Bruits de bottes et invectives diplomatiques : la guerre n’a jamais été aussi près d’éclater autour du Sahara occidental entre, d’une part, le Polisario et le Maroc et, d’autre part, ce dernier et la Mauritanie, accusée par Rabat de favoriser le mouvement indépendantiste sahraoui. Cela fait déjà plusieurs mois que, sous divers prétextes, Nouakchott est la cible de campagnes de presse à répétition dans les journaux du palais. Après une courte éclaircie, les rapports diplomatiques entre les deux pays sont devenus exécrables. La crise de Guergerat, cette région du nord de la Mauritanie que le Maroc veut mettre sous sa tutelle, au détriment à la fois de Nouakchott et du Polisario, n’a fait qu’aggraver les choses en rapprochant la Mauritanie des Sahraouis. Ils font cause commune pour interdire un nouveau fait accompli marocain.

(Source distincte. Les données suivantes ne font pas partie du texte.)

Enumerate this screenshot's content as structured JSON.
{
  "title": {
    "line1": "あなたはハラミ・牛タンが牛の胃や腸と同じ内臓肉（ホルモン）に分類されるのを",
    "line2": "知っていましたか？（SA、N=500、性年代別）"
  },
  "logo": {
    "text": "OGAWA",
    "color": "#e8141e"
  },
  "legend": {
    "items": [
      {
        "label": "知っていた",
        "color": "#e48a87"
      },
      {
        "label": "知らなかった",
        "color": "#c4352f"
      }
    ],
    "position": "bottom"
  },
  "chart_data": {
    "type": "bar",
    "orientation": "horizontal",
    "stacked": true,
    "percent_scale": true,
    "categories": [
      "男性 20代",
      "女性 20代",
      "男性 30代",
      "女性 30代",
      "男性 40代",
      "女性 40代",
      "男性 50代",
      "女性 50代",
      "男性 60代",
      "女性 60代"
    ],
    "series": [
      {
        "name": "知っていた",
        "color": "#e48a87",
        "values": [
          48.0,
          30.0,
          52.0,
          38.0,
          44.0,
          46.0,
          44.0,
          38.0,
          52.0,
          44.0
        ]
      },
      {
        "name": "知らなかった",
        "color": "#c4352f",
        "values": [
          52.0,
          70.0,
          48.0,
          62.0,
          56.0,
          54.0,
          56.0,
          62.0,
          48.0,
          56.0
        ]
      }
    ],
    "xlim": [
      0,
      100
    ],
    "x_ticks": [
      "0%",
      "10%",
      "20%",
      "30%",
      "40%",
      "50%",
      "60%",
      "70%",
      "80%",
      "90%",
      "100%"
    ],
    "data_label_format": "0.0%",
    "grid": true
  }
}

La visite surprise dans ces confins du nouveau président de la République arabe sahraouie démocratique, Brahim Ghali, a démenti toute maîtrise militaire marocaine sur la région et provoqué la colère impuissante de Rabat. Dès les premiers mouvements de troupes marocaines, le Polisario avait dénoncé « l’escalade » chérifienne dans la région, récusé les prétextes invoqués et affirmé qu’il s’agissait d’un casus belli qui menaçait l’accord de cessez-le-feu de 1991 entre le Polisario et le Maroc. « Toute argumentation présentée par l’occupant marocain pour ces agissements demeure infondée et sera rejetée », a-t-il écrit au secrétaire général des Nations unies. Le Polisario estime en effet que les forces marocaines agissaient au-delà du « mur » de défense, une barrière de sable bâtie sur près de 2 500 kilomètres par Rabat dans le Sahara pour lutter contre le Polisario. Depuis, le mouvement sahraoui veut installer des postes de surveillance, ce qui est considéré par Rabat comme une manière de se donner les attributs d’un État souverain. Il se trouve que l’État sahraoui, proclamé en 1976 dans les territoires libérés en pleine guerre avec le Maroc, est reconnu par l’Union africaine. Elle vient de le rappeler avec fermeté à Rabat, à l’occasion du dépôt par ce dernier d’une demande d’adhésion à l’organisation panafricaine.
Le Maroc accuse la Mauritanie de « complicité » dans cette affaire et veut croire que l’Algérie en est le « commanditaire » principal. En fait, ce sont bien les obstructions répétées du Maroc à toute évolution diplomatique dans un dossier qui traîne depuis plus de 40 ans qui sont à l’origine de la tension.